🤖 AI Summary
Spiking Neural Networks (SNNs) face a fundamental spatiotemporal credit assignment challenge: backpropagation through time (BPTT) violates biological plausibility due to non-local weight updates and incurs prohibitive memory overhead; existing local learning rules—while temporally local (e.g., via eligibility traces)—rely on auxiliary weight matrices for spatial credit assignment, limiting scalability and edge deployment. This paper introduces the first forward-only, fully local learning framework that jointly resolves spatiotemporal credit assignment by synergistically integrating hierarchical contrastive loss with trace-based eligibility propagation—eliminating the need for auxiliary matrices. The method drastically reduces memory footprint, enables training of deep SNNs (e.g., VGG-9), achieves state-of-the-art accuracy on NMNIST, SHD, and DVS-GESTURE benchmarks, and demonstrates feasibility for keyword spotting and resource-constrained edge inference.
📝 Abstract
Spiking Neural Networks (SNNs) provide an efficient framework for processing dynamic spatio-temporal signals and for investigating the learning principles underlying biological neural systems.

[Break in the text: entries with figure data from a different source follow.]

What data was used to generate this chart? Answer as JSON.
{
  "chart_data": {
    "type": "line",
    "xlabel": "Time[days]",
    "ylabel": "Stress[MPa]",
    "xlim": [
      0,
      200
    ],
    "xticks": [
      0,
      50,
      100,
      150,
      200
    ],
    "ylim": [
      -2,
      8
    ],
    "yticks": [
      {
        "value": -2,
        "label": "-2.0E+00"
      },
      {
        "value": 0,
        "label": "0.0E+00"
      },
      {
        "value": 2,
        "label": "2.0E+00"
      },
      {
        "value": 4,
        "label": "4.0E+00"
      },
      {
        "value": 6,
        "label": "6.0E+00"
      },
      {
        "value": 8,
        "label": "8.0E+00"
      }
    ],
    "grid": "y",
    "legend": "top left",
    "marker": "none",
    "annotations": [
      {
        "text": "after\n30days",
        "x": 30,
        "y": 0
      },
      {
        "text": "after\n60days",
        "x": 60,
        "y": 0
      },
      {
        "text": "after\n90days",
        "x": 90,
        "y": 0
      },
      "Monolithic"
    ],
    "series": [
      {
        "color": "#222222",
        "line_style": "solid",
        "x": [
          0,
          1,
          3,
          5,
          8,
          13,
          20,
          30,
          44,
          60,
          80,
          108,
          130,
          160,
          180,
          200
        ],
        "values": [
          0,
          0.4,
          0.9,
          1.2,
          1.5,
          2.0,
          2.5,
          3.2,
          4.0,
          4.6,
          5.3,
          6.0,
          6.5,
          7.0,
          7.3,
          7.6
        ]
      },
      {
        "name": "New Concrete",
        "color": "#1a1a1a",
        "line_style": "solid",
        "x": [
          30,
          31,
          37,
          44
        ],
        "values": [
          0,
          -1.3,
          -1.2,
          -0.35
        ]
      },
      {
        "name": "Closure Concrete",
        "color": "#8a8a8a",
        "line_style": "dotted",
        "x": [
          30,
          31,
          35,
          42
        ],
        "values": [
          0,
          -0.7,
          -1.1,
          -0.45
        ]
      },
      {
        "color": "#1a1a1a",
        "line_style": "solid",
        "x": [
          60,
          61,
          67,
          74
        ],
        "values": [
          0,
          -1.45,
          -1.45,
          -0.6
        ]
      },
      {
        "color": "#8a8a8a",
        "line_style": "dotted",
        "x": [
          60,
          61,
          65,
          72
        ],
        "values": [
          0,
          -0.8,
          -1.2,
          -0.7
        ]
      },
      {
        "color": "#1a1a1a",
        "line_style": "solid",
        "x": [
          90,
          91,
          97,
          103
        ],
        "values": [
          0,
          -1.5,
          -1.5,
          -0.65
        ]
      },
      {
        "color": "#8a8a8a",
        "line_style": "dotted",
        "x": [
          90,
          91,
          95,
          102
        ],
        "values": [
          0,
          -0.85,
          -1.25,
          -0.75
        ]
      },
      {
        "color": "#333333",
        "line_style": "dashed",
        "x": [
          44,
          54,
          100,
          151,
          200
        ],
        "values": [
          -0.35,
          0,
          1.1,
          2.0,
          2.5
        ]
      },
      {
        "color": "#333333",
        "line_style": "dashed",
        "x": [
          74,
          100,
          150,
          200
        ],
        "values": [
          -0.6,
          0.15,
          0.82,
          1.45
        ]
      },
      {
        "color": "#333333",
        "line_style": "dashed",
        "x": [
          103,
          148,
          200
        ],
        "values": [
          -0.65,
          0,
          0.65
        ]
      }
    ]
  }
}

A key challenge in training SNNs is to solve both spatial and temporal credit assignment. The dominant approach for training SNNs is Backpropagation Through Time (BPTT) with surrogate gradients. However, BPTT is in stark contrast with the spatial and temporal locality observed in biological neural systems and leads to high computational and memory demands, limiting efficient training strategies and on-device learning. Although existing local learning rules achieve local temporal credit assignment by leveraging eligibility traces, they fail to address the spatial credit assignment without resorting to auxiliary layer-wise matrices, which increase memory overhead and hinder scalability, especially on embedded devices. In this work, we propose Traces Propagation (TP), a forward-only, memory-efficient, scalable, and fully local learning rule that combines eligibility traces with a layer-wise contrastive loss without requiring auxiliary layer-wise matrices. TP outperforms other fully local learning rules on NMNIST and SHD datasets. On more complex datasets such as DVS-GESTURE and DVS-CIFAR10, TP showcases competitive performance and scales effectively to deeper SNN architectures such as VGG-9, while providing favorable memory scaling compared to prior fully local scalable rules, for datasets with a significant number of classes. Finally, we show that TP is well suited for practical fine-tuning tasks, such as keyword spotting on the Google Speech Commands dataset, thus paving the way for efficient learning at the edge.